Gericht: Erbteil reicht – auch ohne Zugriff auf das Eigentum
Im Zentrum des Verfahrens stand eine Frau, die gemeinsam mit ihrer Tochter Bürgergeld bezog. Sie lebte im Obergeschoss eines Hauses, das einst ihren Eltern gehörte. Nach dem Tod der Mutter im Jahr 2019 wurde sie zusammen mit ihrer Schwester Miterbin. Der Nachlass: mehrere Immobilien, Wertpapierdepots und Sachwerte mit einem Gesamtwert von weit über 1 Million Euro.
Die Klägerin beantragte für den Zeitraum von Oktober 2020 bis März 2021 weiterhin Leistungen nach dem SGB II – dieses Mal jedoch als Zuschuss und nicht mehr als Darlehen. Ihre Begründung: Die Erbauseinandersetzung sei noch nicht abgeschlossen, sie habe also kein verwertbares Vermögen.
Das LSG sah das anders: Die Frau habe durch ihre Miterbenstellung bereits ein rechtlich verwertbares Vermögen erhalten – unabhängig davon, ob sie faktisch über einzelne Immobilien verfügen konnte oder nicht.
Corona-Regelung hilft nicht bei „erheblichem Vermögen“
Besonders brisant: Die Klägerin berief sich auf die Corona-Sonderregelungen des § 67 SGB II. Demnach soll in bestimmten Fällen die Vermögensprüfung für sechs Monate ausgesetzt werden. Doch das Gericht stellte klar: Diese Erleichterung gilt nur, wenn kein „erhebliches“ Vermögen vorliegt.
Das war hier nicht der Fall: Der Wert des geerbten Immobilienanteils und weiterer Nachlassbestandteile überstieg den gesetzlichen Freibetrag für ihre Bedarfsgemeinschaft um ein Vielfaches – laut Gericht sei das Vermögen sogar so erheblich, dass Bürgergeld „offensichtlich nicht gerechtfertigt“ sei.
Verwertung muss möglich sein – nicht bequem
Entscheidend war aus Sicht der Richter auch, dass die Verwertung des Vermögens innerhalb des beantragten Bewilligungszeitraums realistisch möglich gewesen wäre. Die Klägerin hatte zum Zeitpunkt ihres Antrags bereits:
Gutachten über den Immobilienwert eingeholt,
Bankdarlehen zur Auszahlung an ihre Schwester arrangiert und
Schritte zur Übertragung der Eigentumswohnungen eingeleitet.

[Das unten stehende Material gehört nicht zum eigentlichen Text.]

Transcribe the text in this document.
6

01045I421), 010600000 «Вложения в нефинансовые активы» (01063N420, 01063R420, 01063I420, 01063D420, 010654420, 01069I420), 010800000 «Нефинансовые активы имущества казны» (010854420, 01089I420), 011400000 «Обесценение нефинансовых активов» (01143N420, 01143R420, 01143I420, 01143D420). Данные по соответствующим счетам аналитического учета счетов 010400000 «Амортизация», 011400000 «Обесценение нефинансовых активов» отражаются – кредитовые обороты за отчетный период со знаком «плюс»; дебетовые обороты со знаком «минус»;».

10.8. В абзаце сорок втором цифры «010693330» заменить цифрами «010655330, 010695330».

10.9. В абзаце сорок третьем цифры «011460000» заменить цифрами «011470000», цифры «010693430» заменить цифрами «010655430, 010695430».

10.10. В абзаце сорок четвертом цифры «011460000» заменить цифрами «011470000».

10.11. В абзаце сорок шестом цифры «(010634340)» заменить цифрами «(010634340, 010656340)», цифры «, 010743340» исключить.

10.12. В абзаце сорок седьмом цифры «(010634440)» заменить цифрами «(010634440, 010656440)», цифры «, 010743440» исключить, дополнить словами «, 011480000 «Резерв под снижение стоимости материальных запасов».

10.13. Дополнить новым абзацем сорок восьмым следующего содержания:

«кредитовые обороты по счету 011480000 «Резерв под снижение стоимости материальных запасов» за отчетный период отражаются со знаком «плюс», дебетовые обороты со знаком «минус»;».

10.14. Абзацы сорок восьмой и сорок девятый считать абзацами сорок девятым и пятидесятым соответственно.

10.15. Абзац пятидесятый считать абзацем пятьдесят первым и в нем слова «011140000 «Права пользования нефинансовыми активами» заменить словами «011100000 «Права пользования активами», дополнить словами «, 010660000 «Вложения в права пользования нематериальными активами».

Außerdem floss ihr noch im Streitzeitraum der Erlös aus dem Verkauf einer weiteren Erbschaftswohnung zu – über 100.000 Euro, direkt auf ihr Konto.
Die Richter betonten, dass sie damit über „bereite Mittel“ verfügt habe. Der Hinweis der Klägerin, dass sie die Mittel zur Renovierung verwenden wollte, überzeugte nicht: Der Wille zur Eigenverwertung – z. B. durch Vermietung – könne den Anspruch auf Zuschussleistungen nicht begründen, wenn eine schnellere Veräußerung möglich gewesen wäre.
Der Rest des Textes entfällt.